An IAAF rule change in Nov. of  2011 awarded Diamond League winners an automatic ‘wildcard’ entry into the World Championships.

And as it is ever year in late June, the top three of each event from the USA Track & Field Championships will make the U.S. Team; however, the unique situation of dual wildcard recipients as yet remains unresolved by USATF.   “I don’t know if they’re allowed to take both,” questioned Merritt still awaiting an answer from the governing body as it will alter his training, “If I don’t run USA’s I’ll be able to train through that meet as opposed to trying to peak for that meet.”

Nehemiah ultimately clarified, “If you have a wildcard, you will have to go to USA Championships; you don’t have to obviously place, but you have to at least enter and run one round.”  Hence, alleviating the critical, nerve-racking process for Merritt of first having to make the team in order to compete on the world stage.

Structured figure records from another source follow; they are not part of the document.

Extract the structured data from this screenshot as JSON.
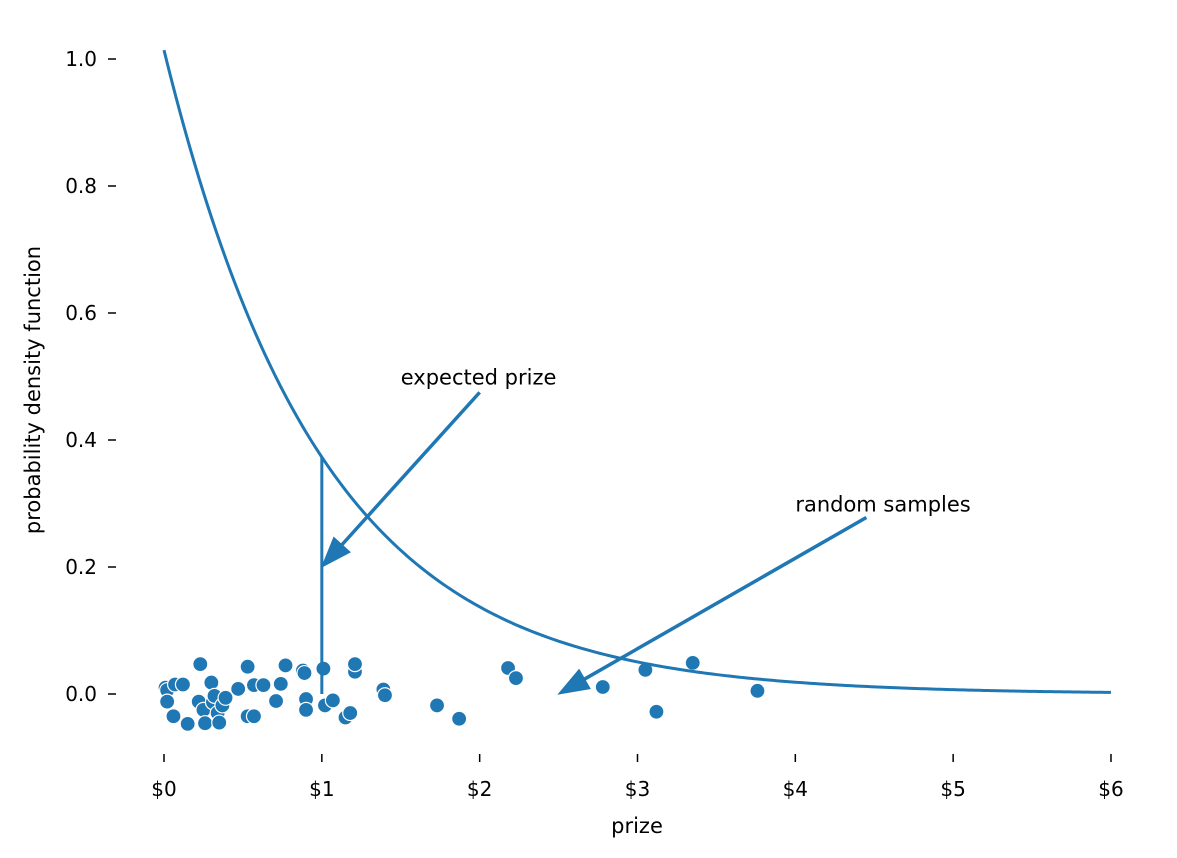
{
  "chart_data": {
    "type": "line",
    "title": "",
    "xlabel": "prize",
    "ylabel": "probability density function",
    "xlim": [
      0,
      6
    ],
    "ylim": [
      -0.1,
      1.05
    ],
    "grid": false,
    "legend": null,
    "accent_color": "#1f77b4",
    "x_ticks": [
      0,
      1,
      2,
      3,
      4,
      5,
      6
    ],
    "x_tick_labels": [
      "$0",
      "$1",
      "$2",
      "$3",
      "$4",
      "$5",
      "$6"
    ],
    "y_ticks": [
      0.0,
      0.2,
      0.4,
      0.6,
      0.8,
      1.0
    ],
    "y_tick_labels": [
      "0.0",
      "0.2",
      "0.4",
      "0.6",
      "0.8",
      "1.0"
    ],
    "series": [
      {
        "name": "pdf",
        "type": "line",
        "function": "exp(-x)",
        "x": [
          0.0,
          0.25,
          0.5,
          0.75,
          1.0,
          1.25,
          1.5,
          1.75,
          2.0,
          2.5,
          3.0,
          3.5,
          4.0,
          4.5,
          5.0,
          5.5,
          6.0
        ],
        "y": [
          1.0,
          0.779,
          0.607,
          0.472,
          0.368,
          0.287,
          0.223,
          0.174,
          0.135,
          0.082,
          0.05,
          0.03,
          0.018,
          0.011,
          0.0067,
          0.0041,
          0.0025
        ]
      },
      {
        "name": "expected prize",
        "type": "vline",
        "x": 1.0,
        "y_from": 0.0,
        "y_to": 0.37
      },
      {
        "name": "random samples",
        "type": "scatter",
        "points": [
          [
            0.01,
            0.01
          ],
          [
            0.02,
            0.006
          ],
          [
            0.07,
            0.015
          ],
          [
            0.12,
            0.015
          ],
          [
            0.02,
            -0.012
          ],
          [
            0.06,
            -0.035
          ],
          [
            0.15,
            -0.047
          ],
          [
            0.23,
            0.047
          ],
          [
            0.22,
            -0.012
          ],
          [
            0.25,
            -0.025
          ],
          [
            0.26,
            -0.046
          ],
          [
            0.3,
            0.018
          ],
          [
            0.31,
            -0.013
          ],
          [
            0.32,
            -0.003
          ],
          [
            0.34,
            -0.03
          ],
          [
            0.35,
            -0.045
          ],
          [
            0.37,
            -0.018
          ],
          [
            0.39,
            -0.006
          ],
          [
            0.47,
            0.008
          ],
          [
            0.53,
            0.043
          ],
          [
            0.53,
            -0.035
          ],
          [
            0.57,
            0.014
          ],
          [
            0.57,
            -0.035
          ],
          [
            0.63,
            0.014
          ],
          [
            0.71,
            -0.011
          ],
          [
            0.74,
            0.016
          ],
          [
            0.77,
            0.045
          ],
          [
            0.88,
            0.037
          ],
          [
            0.89,
            0.033
          ],
          [
            0.9,
            -0.008
          ],
          [
            0.9,
            -0.025
          ],
          [
            1.01,
            0.04
          ],
          [
            1.02,
            -0.018
          ],
          [
            1.07,
            -0.01
          ],
          [
            1.15,
            -0.037
          ],
          [
            1.18,
            -0.03
          ],
          [
            1.21,
            0.035
          ],
          [
            1.21,
            0.047
          ],
          [
            1.39,
            0.007
          ],
          [
            1.4,
            -0.002
          ],
          [
            1.73,
            -0.018
          ],
          [
            1.87,
            -0.039
          ],
          [
            2.18,
            0.041
          ],
          [
            2.23,
            0.025
          ],
          [
            2.78,
            0.011
          ],
          [
            3.05,
            0.038
          ],
          [
            3.12,
            -0.028
          ],
          [
            3.35,
            0.049
          ],
          [
            3.76,
            0.005
          ]
        ]
      }
    ],
    "annotations": [
      {
        "text": "expected prize",
        "text_xy": [
          1.5,
          0.5
        ],
        "arrow_from": [
          2.0,
          0.475
        ],
        "arrow_to": [
          1.0,
          0.2
        ]
      },
      {
        "text": "random samples",
        "text_xy": [
          4.0,
          0.3
        ],
        "arrow_from": [
          4.45,
          0.278
        ],
        "arrow_to": [
          2.5,
          0.0
        ]
      }
    ]
  }
}
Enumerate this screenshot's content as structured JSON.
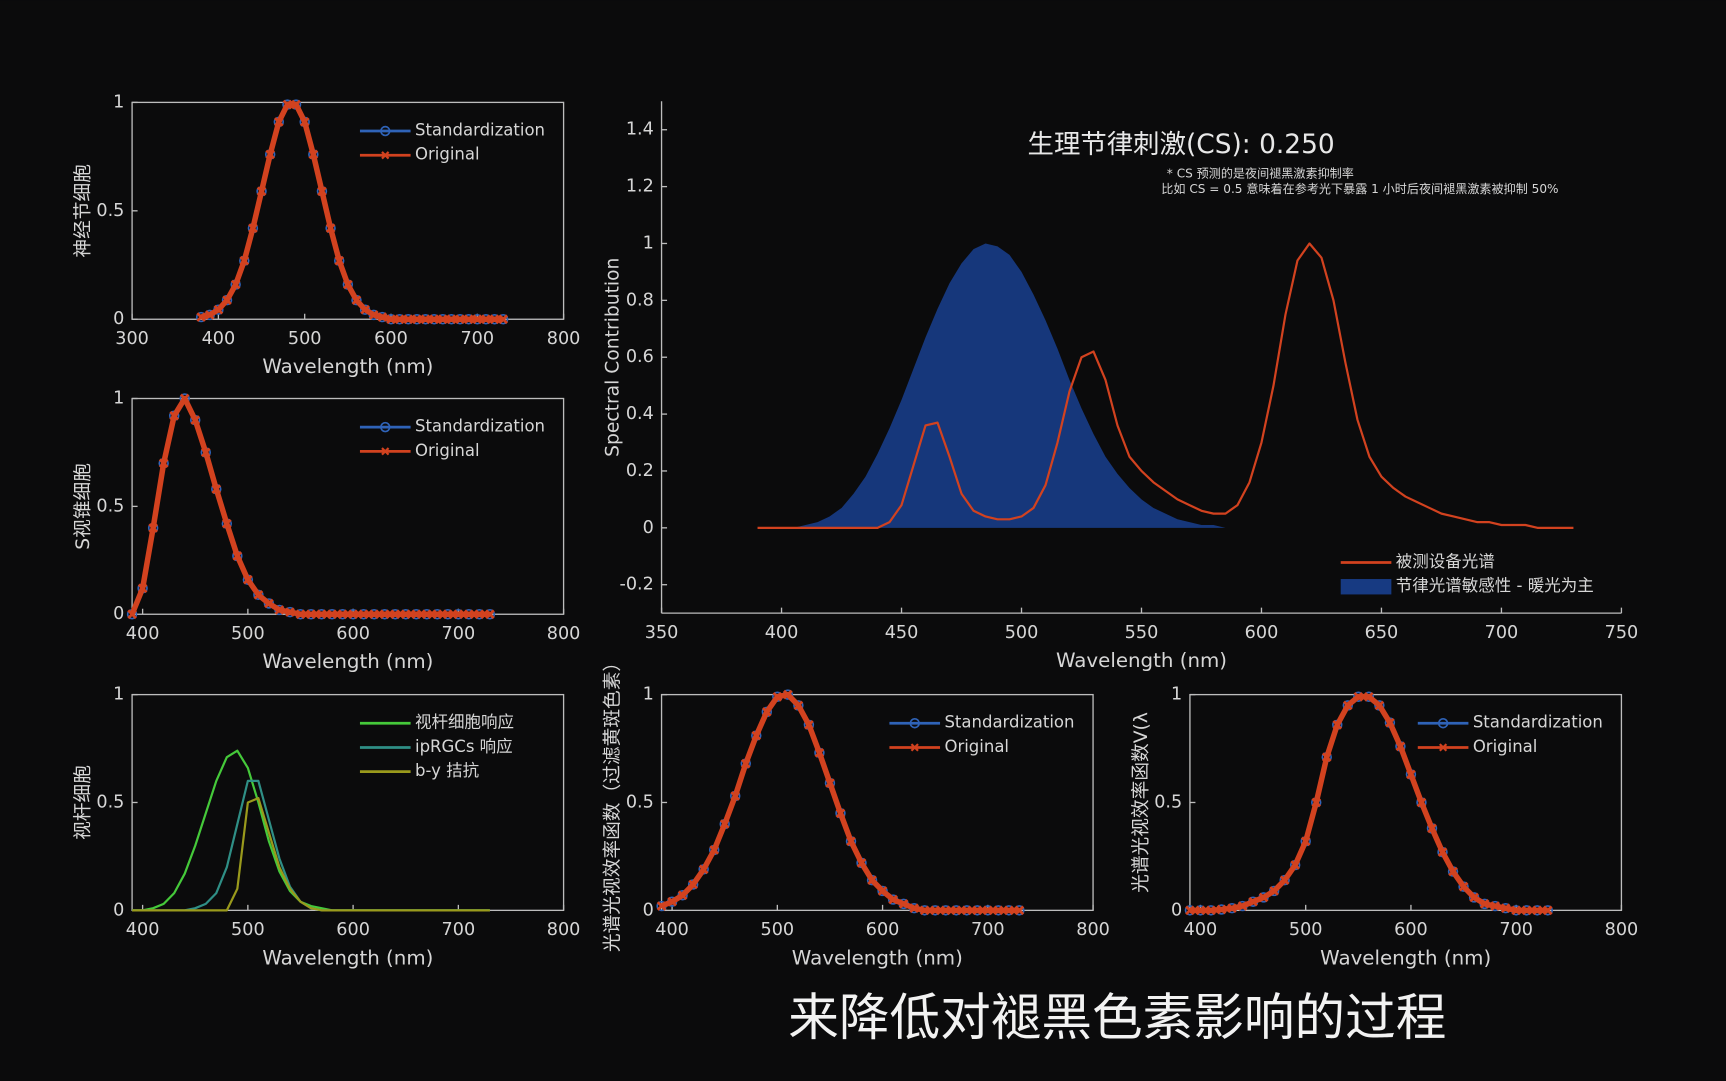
{
  "caption": "来降低对褪黑色素影响的过程",
  "chart_data": [
    {
      "type": "line",
      "ylabel": "神经节细胞",
      "xlabel": "Wavelength (nm)",
      "box": true,
      "legend": "upper right",
      "xlim": [
        300,
        800
      ],
      "xticks": [
        300,
        400,
        500,
        600,
        700,
        800
      ],
      "ylim": [
        0,
        1
      ],
      "yticks": [
        0,
        0.5,
        1
      ],
      "x": [
        380,
        390,
        400,
        410,
        420,
        430,
        440,
        450,
        460,
        470,
        480,
        490,
        500,
        510,
        520,
        530,
        540,
        550,
        560,
        570,
        580,
        590,
        600,
        610,
        620,
        630,
        640,
        650,
        660,
        670,
        680,
        690,
        700,
        710,
        720,
        730
      ],
      "series": [
        {
          "name": "Standardization",
          "color": "#2f63b8",
          "marker": "o",
          "values": [
            0.01,
            0.02,
            0.044,
            0.088,
            0.16,
            0.27,
            0.42,
            0.59,
            0.76,
            0.91,
            0.99,
            0.99,
            0.91,
            0.76,
            0.59,
            0.42,
            0.27,
            0.16,
            0.088,
            0.044,
            0.02,
            0.01,
            0,
            0,
            0,
            0,
            0,
            0,
            0,
            0,
            0,
            0,
            0,
            0,
            0,
            0
          ]
        },
        {
          "name": "Original",
          "color": "#d2421f",
          "marker": "x",
          "values": [
            0.01,
            0.02,
            0.044,
            0.088,
            0.16,
            0.27,
            0.42,
            0.59,
            0.76,
            0.91,
            0.99,
            0.99,
            0.91,
            0.76,
            0.59,
            0.42,
            0.27,
            0.16,
            0.088,
            0.044,
            0.02,
            0.01,
            0,
            0,
            0,
            0,
            0,
            0,
            0,
            0,
            0,
            0,
            0,
            0,
            0,
            0
          ]
        }
      ]
    },
    {
      "type": "line",
      "ylabel": "S视锥细胞",
      "xlabel": "Wavelength (nm)",
      "box": true,
      "legend": "upper right",
      "xlim": [
        390,
        800
      ],
      "xticks": [
        400,
        500,
        600,
        700,
        800
      ],
      "ylim": [
        0,
        1
      ],
      "yticks": [
        0,
        0.5,
        1
      ],
      "x": [
        390,
        400,
        410,
        420,
        430,
        440,
        450,
        460,
        470,
        480,
        490,
        500,
        510,
        520,
        530,
        540,
        550,
        560,
        570,
        580,
        590,
        600,
        610,
        620,
        630,
        640,
        650,
        660,
        670,
        680,
        690,
        700,
        710,
        720,
        730
      ],
      "series": [
        {
          "name": "Standardization",
          "color": "#2f63b8",
          "marker": "o",
          "values": [
            0,
            0.12,
            0.4,
            0.7,
            0.92,
            1,
            0.9,
            0.75,
            0.58,
            0.42,
            0.27,
            0.16,
            0.09,
            0.05,
            0.02,
            0.01,
            0,
            0,
            0,
            0,
            0,
            0,
            0,
            0,
            0,
            0,
            0,
            0,
            0,
            0,
            0,
            0,
            0,
            0,
            0
          ]
        },
        {
          "name": "Original",
          "color": "#d2421f",
          "marker": "x",
          "values": [
            0,
            0.12,
            0.4,
            0.7,
            0.92,
            1,
            0.9,
            0.75,
            0.58,
            0.42,
            0.27,
            0.16,
            0.09,
            0.05,
            0.02,
            0.01,
            0,
            0,
            0,
            0,
            0,
            0,
            0,
            0,
            0,
            0,
            0,
            0,
            0,
            0,
            0,
            0,
            0,
            0,
            0
          ]
        }
      ]
    },
    {
      "type": "line",
      "ylabel": "视杆细胞",
      "xlabel": "Wavelength (nm)",
      "box": true,
      "legend": "upper right",
      "xlim": [
        390,
        800
      ],
      "xticks": [
        400,
        500,
        600,
        700,
        800
      ],
      "ylim": [
        0,
        1
      ],
      "yticks": [
        0,
        0.5,
        1
      ],
      "x": [
        390,
        400,
        410,
        420,
        430,
        440,
        450,
        460,
        470,
        480,
        490,
        500,
        510,
        520,
        530,
        540,
        550,
        560,
        570,
        580,
        590,
        600,
        610,
        620,
        630,
        640,
        650,
        660,
        670,
        680,
        690,
        700,
        710,
        720,
        730
      ],
      "series": [
        {
          "name": "视杆细胞响应",
          "color": "#45c93a",
          "values": [
            0,
            0,
            0.01,
            0.03,
            0.08,
            0.17,
            0.3,
            0.45,
            0.6,
            0.71,
            0.74,
            0.66,
            0.5,
            0.32,
            0.18,
            0.09,
            0.04,
            0.02,
            0.01,
            0,
            0,
            0,
            0,
            0,
            0,
            0,
            0,
            0,
            0,
            0,
            0,
            0,
            0,
            0,
            0
          ]
        },
        {
          "name": "ipRGCs 响应",
          "color": "#2f8f86",
          "values": [
            0,
            0,
            0,
            0,
            0,
            0,
            0.01,
            0.03,
            0.08,
            0.2,
            0.4,
            0.6,
            0.6,
            0.42,
            0.24,
            0.11,
            0.04,
            0.01,
            0,
            0,
            0,
            0,
            0,
            0,
            0,
            0,
            0,
            0,
            0,
            0,
            0,
            0,
            0,
            0,
            0
          ]
        },
        {
          "name": "b-y 拮抗",
          "color": "#9a9a1c",
          "values": [
            0,
            0,
            0,
            0,
            0,
            0,
            0,
            0,
            0,
            0,
            0.1,
            0.5,
            0.52,
            0.36,
            0.2,
            0.1,
            0.04,
            0.01,
            0,
            0,
            0,
            0,
            0,
            0,
            0,
            0,
            0,
            0,
            0,
            0,
            0,
            0,
            0,
            0,
            0
          ]
        }
      ]
    },
    {
      "type": "line",
      "title": "生理节律刺激(CS): 0.250",
      "annotations": [
        "* CS 预测的是夜间褪黑激素抑制率",
        "比如 CS = 0.5 意味着在参考光下暴露 1 小时后夜间褪黑激素被抑制 50%"
      ],
      "ylabel": "Spectral Contribution",
      "xlabel": "Wavelength (nm)",
      "box": false,
      "legend": "lower right",
      "xlim": [
        350,
        750
      ],
      "xticks": [
        350,
        400,
        450,
        500,
        550,
        600,
        650,
        700,
        750
      ],
      "ylim": [
        -0.3,
        1.5
      ],
      "yticks": [
        -0.2,
        0,
        0.2,
        0.4,
        0.6,
        0.8,
        1,
        1.2,
        1.4
      ],
      "x": [
        390,
        395,
        400,
        405,
        410,
        415,
        420,
        425,
        430,
        435,
        440,
        445,
        450,
        455,
        460,
        465,
        470,
        475,
        480,
        485,
        490,
        495,
        500,
        505,
        510,
        515,
        520,
        525,
        530,
        535,
        540,
        545,
        550,
        555,
        560,
        565,
        570,
        575,
        580,
        585,
        590,
        595,
        600,
        605,
        610,
        615,
        620,
        625,
        630,
        635,
        640,
        645,
        650,
        655,
        660,
        665,
        670,
        675,
        680,
        685,
        690,
        695,
        700,
        705,
        710,
        715,
        720,
        725,
        730
      ],
      "series": [
        {
          "name": "被测设备光谱",
          "color": "#d2421f",
          "kind": "line",
          "values": [
            0,
            0,
            0,
            0,
            0,
            0,
            0,
            0,
            0,
            0,
            0,
            0.02,
            0.08,
            0.22,
            0.36,
            0.37,
            0.25,
            0.12,
            0.06,
            0.04,
            0.03,
            0.03,
            0.04,
            0.07,
            0.15,
            0.3,
            0.48,
            0.6,
            0.62,
            0.52,
            0.36,
            0.25,
            0.2,
            0.16,
            0.13,
            0.1,
            0.08,
            0.06,
            0.05,
            0.05,
            0.08,
            0.16,
            0.3,
            0.5,
            0.75,
            0.94,
            1,
            0.95,
            0.8,
            0.58,
            0.38,
            0.25,
            0.18,
            0.14,
            0.11,
            0.09,
            0.07,
            0.05,
            0.04,
            0.03,
            0.02,
            0.02,
            0.01,
            0.01,
            0.01,
            0,
            0,
            0,
            0
          ]
        },
        {
          "name": "节律光谱敏感性 - 暖光为主",
          "color": "#173a82",
          "kind": "area",
          "values": [
            0,
            0,
            0,
            0,
            0.01,
            0.02,
            0.04,
            0.07,
            0.12,
            0.18,
            0.26,
            0.35,
            0.45,
            0.56,
            0.67,
            0.77,
            0.86,
            0.93,
            0.98,
            1,
            0.99,
            0.96,
            0.9,
            0.82,
            0.73,
            0.63,
            0.52,
            0.42,
            0.33,
            0.25,
            0.19,
            0.14,
            0.1,
            0.07,
            0.05,
            0.03,
            0.02,
            0.01,
            0.01,
            0,
            0,
            0,
            0,
            0,
            0,
            0,
            0,
            0,
            0,
            0,
            0,
            0,
            0,
            0,
            0,
            0,
            0,
            0,
            0,
            0,
            0,
            0,
            0,
            0,
            0,
            0,
            0,
            0,
            0
          ]
        }
      ]
    },
    {
      "type": "line",
      "ylabel": "光谱光视效率函数（过滤黄斑色素）",
      "xlabel": "Wavelength (nm)",
      "box": true,
      "legend": "upper right",
      "xlim": [
        390,
        800
      ],
      "xticks": [
        400,
        500,
        600,
        700,
        800
      ],
      "ylim": [
        0,
        1
      ],
      "yticks": [
        0,
        0.5,
        1
      ],
      "x": [
        390,
        400,
        410,
        420,
        430,
        440,
        450,
        460,
        470,
        480,
        490,
        500,
        510,
        520,
        530,
        540,
        550,
        560,
        570,
        580,
        590,
        600,
        610,
        620,
        630,
        640,
        650,
        660,
        670,
        680,
        690,
        700,
        710,
        720,
        730
      ],
      "series": [
        {
          "name": "Standardization",
          "color": "#2f63b8",
          "marker": "o",
          "values": [
            0.02,
            0.04,
            0.07,
            0.12,
            0.19,
            0.28,
            0.4,
            0.53,
            0.68,
            0.81,
            0.92,
            0.99,
            1,
            0.95,
            0.86,
            0.73,
            0.59,
            0.45,
            0.32,
            0.22,
            0.14,
            0.09,
            0.05,
            0.03,
            0.01,
            0,
            0,
            0,
            0,
            0,
            0,
            0,
            0,
            0,
            0
          ]
        },
        {
          "name": "Original",
          "color": "#d2421f",
          "marker": "x",
          "values": [
            0.02,
            0.04,
            0.07,
            0.12,
            0.19,
            0.28,
            0.4,
            0.53,
            0.68,
            0.81,
            0.92,
            0.99,
            1,
            0.95,
            0.86,
            0.73,
            0.59,
            0.45,
            0.32,
            0.22,
            0.14,
            0.09,
            0.05,
            0.03,
            0.01,
            0,
            0,
            0,
            0,
            0,
            0,
            0,
            0,
            0,
            0
          ]
        }
      ]
    },
    {
      "type": "line",
      "ylabel": "光谱光视效率函数V(λ",
      "xlabel": "Wavelength (nm)",
      "box": true,
      "legend": "upper right",
      "xlim": [
        390,
        800
      ],
      "xticks": [
        400,
        500,
        600,
        700,
        800
      ],
      "ylim": [
        0,
        1
      ],
      "yticks": [
        0,
        0.5,
        1
      ],
      "x": [
        390,
        400,
        410,
        420,
        430,
        440,
        450,
        460,
        470,
        480,
        490,
        500,
        510,
        520,
        530,
        540,
        550,
        560,
        570,
        580,
        590,
        600,
        610,
        620,
        630,
        640,
        650,
        660,
        670,
        680,
        690,
        700,
        710,
        720,
        730
      ],
      "series": [
        {
          "name": "Standardization",
          "color": "#2f63b8",
          "marker": "o",
          "values": [
            0,
            0,
            0,
            0.004,
            0.01,
            0.02,
            0.04,
            0.06,
            0.09,
            0.14,
            0.21,
            0.32,
            0.5,
            0.71,
            0.86,
            0.95,
            0.99,
            0.99,
            0.95,
            0.87,
            0.76,
            0.63,
            0.5,
            0.38,
            0.27,
            0.18,
            0.11,
            0.06,
            0.03,
            0.02,
            0.01,
            0,
            0,
            0,
            0
          ]
        },
        {
          "name": "Original",
          "color": "#d2421f",
          "marker": "x",
          "values": [
            0,
            0,
            0,
            0.004,
            0.01,
            0.02,
            0.04,
            0.06,
            0.09,
            0.14,
            0.21,
            0.32,
            0.5,
            0.71,
            0.86,
            0.95,
            0.99,
            0.99,
            0.95,
            0.87,
            0.76,
            0.63,
            0.5,
            0.38,
            0.27,
            0.18,
            0.11,
            0.06,
            0.03,
            0.02,
            0.01,
            0,
            0,
            0,
            0
          ]
        }
      ]
    }
  ]
}
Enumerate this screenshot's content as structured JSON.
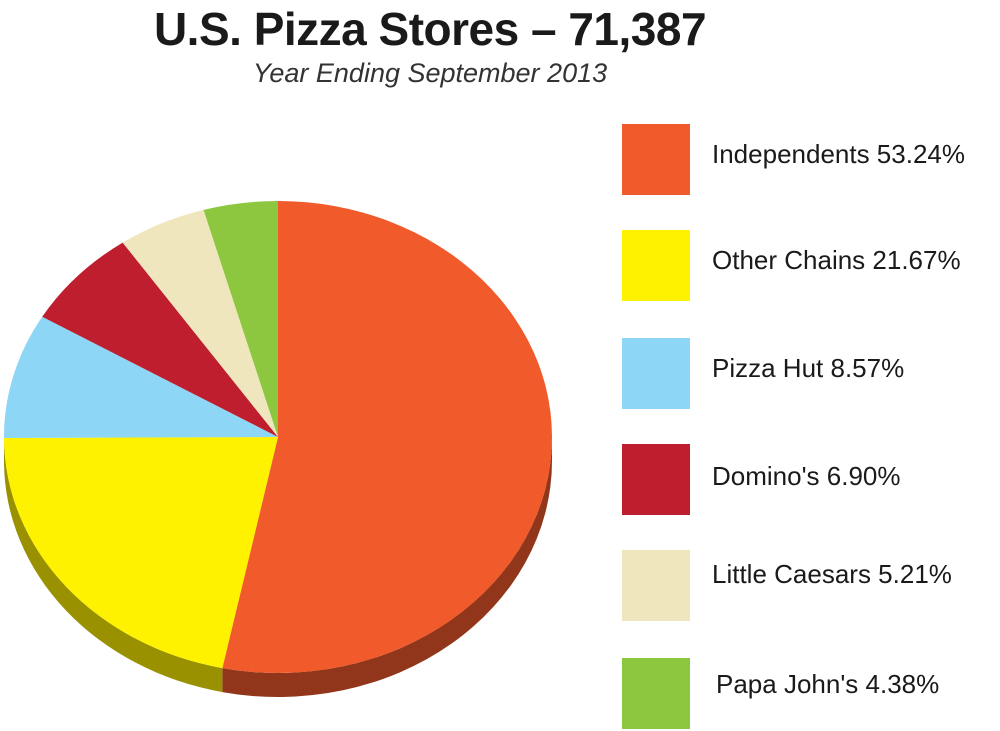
{
  "chart_data": {
    "type": "pie",
    "title": "U.S. Pizza Stores – 71,387",
    "subtitle": "Year Ending September 2013",
    "legend_position": "right",
    "slices": [
      {
        "label": "Independents 53.24%",
        "value": 53.24,
        "color": "#F15A2B"
      },
      {
        "label": "Other Chains 21.67%",
        "value": 21.67,
        "color": "#FFF200"
      },
      {
        "label": "Pizza Hut 8.57%",
        "value": 8.57,
        "color": "#8DD6F6"
      },
      {
        "label": "Domino's 6.90%",
        "value": 6.9,
        "color": "#BE1E2D"
      },
      {
        "label": "Little Caesars 5.21%",
        "value": 5.21,
        "color": "#EFE6BD"
      },
      {
        "label": "Papa John's 4.38%",
        "value": 4.38,
        "color": "#8DC63F"
      }
    ]
  }
}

And in 2013, with the recent withdrawal of Cuba’s Dayon Robles and China’s Liu Xiang succumbed to a fully ruptured Achilles tendon, it is a stage that will be absent both former world record holders for the foreseeable future.

“It’s a blow to our event because that’s what made my event so exciting because it just wasn’t an American that could win; it was a Chinese or Cuban that could challenge as well,” explaining Merritt believing it may, “hurt the event a little bit, but as long as we keep having people line-up that are running fast times, I think we’ll be alright.”

Nehemiah concludes, “I think it’s slim pickings as far as people who can run under thirteen, who are out there right now, and so for the sport itself, all eyes are on Aries.”